Doch vor allem während der Vorbereitungszeit auf Ostern betrachten wir in unseren gemeinschaftlichen Gottesdiensten und in unserem persönlichen Gebet Jesu Leiden und Sterben. In Ihm, dem Einen, begegnen wir dem gebrochenen Leben. Seit jeher hat die christliche Tradition dies auszudeuten versucht im Blick auf die gebrochene Menschheit. Unsere Welt und die Menschen, die auf ihr Leben, haben genug Leid, Krieg und Zerrissenheit erfahren. Wir wollen Frieden geben für uns, für den Nächsten und allen Menschen weltweit. „Gib Frieden!“ – dieser Aufruf von Misereor prägt die diesjährige Fastenaktion. Wir leben hier in Deutschland seit 75 Jahren in Frieden. Gott sei Dank! Doch Friede hat keinen unbegrenzten Garantieanspruch. Wir müssen ihn immer wieder erstreben, neu erringen und mit Leben füllen.
Deshalb gilt es gemeinsam nach Wegen des heiles und des Friedens zu suchen und gangbar zu machen. Das bedeutet zuerst: hinschauen und das Unheil und den Unfrieden sehen. Zum guten Wollen gehört das gute Wissen. Dem mögen wir uns auch nicht verschließen, wenn wir im persönlichen Gebet wie in der gemeindlichen Liturgie Gottes Nähe suchen: Ihm, der stets schon da ist, bringen wir unseren Lebensmoment – und das Leben der Welt, die Er wie „ein Tropfen des Morgentaus, der zur Erde fällt“ (Weish 11,22), in Seinen Händen hält. Ihm vertrauen wir. Ihn loben wir. Ihm nähern wir uns in der Anbetung wie in der Klage und im bittenden Gebet, weil wir daran glauben dürfen, dass Er der Herr ist, der größer ist als alle Herren der Welt.

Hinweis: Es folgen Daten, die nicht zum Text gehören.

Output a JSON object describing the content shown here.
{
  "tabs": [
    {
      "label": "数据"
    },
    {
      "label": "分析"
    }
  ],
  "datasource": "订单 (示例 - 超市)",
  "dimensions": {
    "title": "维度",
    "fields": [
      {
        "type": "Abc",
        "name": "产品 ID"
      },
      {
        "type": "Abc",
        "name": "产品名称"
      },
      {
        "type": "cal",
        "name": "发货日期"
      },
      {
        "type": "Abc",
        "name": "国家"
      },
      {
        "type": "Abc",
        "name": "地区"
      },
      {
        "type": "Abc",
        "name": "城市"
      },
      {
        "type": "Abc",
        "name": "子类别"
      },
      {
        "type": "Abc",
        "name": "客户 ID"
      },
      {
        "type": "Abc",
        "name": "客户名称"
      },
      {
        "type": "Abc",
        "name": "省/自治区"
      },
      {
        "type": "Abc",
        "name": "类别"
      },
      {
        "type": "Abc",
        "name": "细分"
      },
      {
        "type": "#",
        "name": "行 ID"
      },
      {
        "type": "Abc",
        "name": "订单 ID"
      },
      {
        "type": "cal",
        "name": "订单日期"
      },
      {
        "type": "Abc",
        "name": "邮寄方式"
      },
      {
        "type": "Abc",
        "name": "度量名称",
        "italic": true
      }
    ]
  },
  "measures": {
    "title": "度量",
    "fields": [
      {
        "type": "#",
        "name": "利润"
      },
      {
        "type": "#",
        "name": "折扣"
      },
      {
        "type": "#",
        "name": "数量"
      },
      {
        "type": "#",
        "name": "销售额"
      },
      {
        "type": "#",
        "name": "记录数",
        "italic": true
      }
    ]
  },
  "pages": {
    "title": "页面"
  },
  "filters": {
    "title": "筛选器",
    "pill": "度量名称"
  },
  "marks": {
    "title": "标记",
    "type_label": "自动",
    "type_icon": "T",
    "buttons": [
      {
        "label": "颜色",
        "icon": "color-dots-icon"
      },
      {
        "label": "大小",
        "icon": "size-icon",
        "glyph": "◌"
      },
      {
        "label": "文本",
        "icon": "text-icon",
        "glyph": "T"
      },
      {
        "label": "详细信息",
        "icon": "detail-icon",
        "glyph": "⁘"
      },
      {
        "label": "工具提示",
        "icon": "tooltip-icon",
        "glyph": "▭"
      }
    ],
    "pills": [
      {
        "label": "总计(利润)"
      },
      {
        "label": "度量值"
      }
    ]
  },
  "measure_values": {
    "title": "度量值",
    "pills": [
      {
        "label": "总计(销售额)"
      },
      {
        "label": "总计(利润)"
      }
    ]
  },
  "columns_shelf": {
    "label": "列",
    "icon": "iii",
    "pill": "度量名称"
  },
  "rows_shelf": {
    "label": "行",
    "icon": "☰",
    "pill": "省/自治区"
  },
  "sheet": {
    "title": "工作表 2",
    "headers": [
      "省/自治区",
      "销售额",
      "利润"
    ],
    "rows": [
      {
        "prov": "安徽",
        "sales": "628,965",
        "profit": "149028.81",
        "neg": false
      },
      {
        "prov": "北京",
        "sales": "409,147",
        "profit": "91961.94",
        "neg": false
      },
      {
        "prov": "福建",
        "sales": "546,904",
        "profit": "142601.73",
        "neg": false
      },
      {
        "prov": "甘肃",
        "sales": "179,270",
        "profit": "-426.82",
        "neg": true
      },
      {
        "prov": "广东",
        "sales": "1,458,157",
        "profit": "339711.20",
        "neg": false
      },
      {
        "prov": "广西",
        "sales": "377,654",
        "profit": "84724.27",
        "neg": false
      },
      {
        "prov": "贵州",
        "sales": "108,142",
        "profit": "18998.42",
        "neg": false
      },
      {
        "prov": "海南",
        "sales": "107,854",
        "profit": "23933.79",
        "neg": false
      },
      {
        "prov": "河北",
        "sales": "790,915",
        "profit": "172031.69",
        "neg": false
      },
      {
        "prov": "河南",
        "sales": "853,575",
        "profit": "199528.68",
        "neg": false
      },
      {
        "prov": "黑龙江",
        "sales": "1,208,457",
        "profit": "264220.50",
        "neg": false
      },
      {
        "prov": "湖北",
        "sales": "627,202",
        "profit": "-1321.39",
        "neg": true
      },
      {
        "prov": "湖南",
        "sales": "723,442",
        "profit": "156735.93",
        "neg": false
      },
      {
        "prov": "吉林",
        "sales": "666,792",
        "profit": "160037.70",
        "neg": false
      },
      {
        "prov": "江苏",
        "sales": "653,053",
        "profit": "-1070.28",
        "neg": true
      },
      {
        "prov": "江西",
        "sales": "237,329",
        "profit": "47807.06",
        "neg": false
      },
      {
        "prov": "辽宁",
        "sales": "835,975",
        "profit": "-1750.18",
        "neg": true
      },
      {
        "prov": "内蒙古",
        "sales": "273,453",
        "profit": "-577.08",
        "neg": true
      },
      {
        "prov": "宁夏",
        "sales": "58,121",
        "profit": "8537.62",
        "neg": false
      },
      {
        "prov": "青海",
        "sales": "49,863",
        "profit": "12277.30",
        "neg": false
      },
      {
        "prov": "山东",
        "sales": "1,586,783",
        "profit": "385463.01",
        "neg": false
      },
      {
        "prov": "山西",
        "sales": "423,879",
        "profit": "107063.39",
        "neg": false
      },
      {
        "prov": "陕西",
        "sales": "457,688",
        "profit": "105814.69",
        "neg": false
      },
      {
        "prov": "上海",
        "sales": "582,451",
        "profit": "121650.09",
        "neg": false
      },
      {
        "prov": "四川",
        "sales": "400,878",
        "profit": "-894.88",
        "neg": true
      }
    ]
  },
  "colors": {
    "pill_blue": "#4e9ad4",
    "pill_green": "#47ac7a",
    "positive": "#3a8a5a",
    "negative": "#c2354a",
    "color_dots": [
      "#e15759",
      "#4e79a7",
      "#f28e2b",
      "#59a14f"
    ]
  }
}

„Gib Frieden!“ – mit diesem Wort und Aufruf und im Glauben an die Welt verwandelnde Kraft unseres Gebetes – im Kleinen wie im Großen – möchte ich Sie alle einladen, den Weg auf Ostern hin zu wagen und zu gehen; auch und gerade über Ostern hinaus.
Ihr
Michael Baldauf, Pfr.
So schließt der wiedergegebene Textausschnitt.